Fruugo makes it possible for everyone to use their own local language and preferred payment method (even local bank transfers) and guarantees the transaction. Hence, it would make the market bigger for everyone. Fruugo focuses on physical merchandize, like cosmetics, toys, baby care, and outdoor equipment that are easy to buy, pack, and ship. It is now said to feature over 100 trusted retailers from Finland, Sweden, the UK, and the Netherlands, offering over 100,000 products in total.
The biggest portion of Fruugo’s customers come from Finland, but over 70% of Fruugo’s transactions are cross-border, one direction or another. This proves that the firm’s cross-border trusted middleman concept works, Usva states, as it makes no difference to Fruugo whether the transactions are done between any of the currently supported countries. The company is not looking into integrating any new countries for the moment, though, as that would require quite significant marketing resources.

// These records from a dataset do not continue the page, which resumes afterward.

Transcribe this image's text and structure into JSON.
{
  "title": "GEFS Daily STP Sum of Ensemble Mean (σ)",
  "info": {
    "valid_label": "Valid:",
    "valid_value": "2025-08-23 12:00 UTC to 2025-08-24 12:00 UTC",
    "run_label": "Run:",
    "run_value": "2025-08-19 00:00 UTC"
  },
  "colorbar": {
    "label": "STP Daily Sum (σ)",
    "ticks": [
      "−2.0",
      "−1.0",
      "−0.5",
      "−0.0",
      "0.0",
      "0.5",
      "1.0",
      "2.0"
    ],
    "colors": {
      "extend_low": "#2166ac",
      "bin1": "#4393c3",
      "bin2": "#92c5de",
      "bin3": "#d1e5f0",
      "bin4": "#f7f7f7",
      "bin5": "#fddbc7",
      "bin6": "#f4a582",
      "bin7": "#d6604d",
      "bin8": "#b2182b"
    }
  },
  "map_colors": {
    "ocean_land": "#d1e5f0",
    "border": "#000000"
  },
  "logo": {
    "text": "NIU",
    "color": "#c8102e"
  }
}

Usva describes Fruugo’s journey in the firm’s blog, reflecting the experiences against the book Rework by 37signal’s Jason Fried and David Hansson:
“We prepared a bit too eagerly against the early, ambitious plans of the company. As a result, we made some investments too early – both in technology and in resourcing. Lots of these early investments become handy now that the business is picking up, but a different route would have made certain things easier.
[…]
in Fruugo’s case it might have been beneficial to aim at starting the business phase a bit faster, using a slightly simplified business model and technical solution and start expanding from there.
[…]
But then, Fruugo’s business model […] requires investments in complex product data management capabilities, handling of multiple currencies, understanding VAT-rules and consumer protection laws in different countries etc. Fruugo’s business model requires more upfront investments than perhaps in most other web-startups.”
Regardless of the astonishing cash burn and seemingly small results to go with, it’s little use downplaying or mocking the firm. We have far too much cynicism and too many told-you-so’s already. Fruugo has been a grand undertaking, and hopefully it can still find a way forward. However, fellow entrepreneurs should try to understand what has happened, take note and apply the learnings, and do things wiser in new projects.
In the Nordics and Baltics, we need more ambitious startups, entrepreneurs willing to think big and able to go to the global markets. Sometimes (or more often than not) you end up crashing and burning. But as they say, not making any mistakes means you’re not working on hard enough problems – and that’s the biggest mistake of all.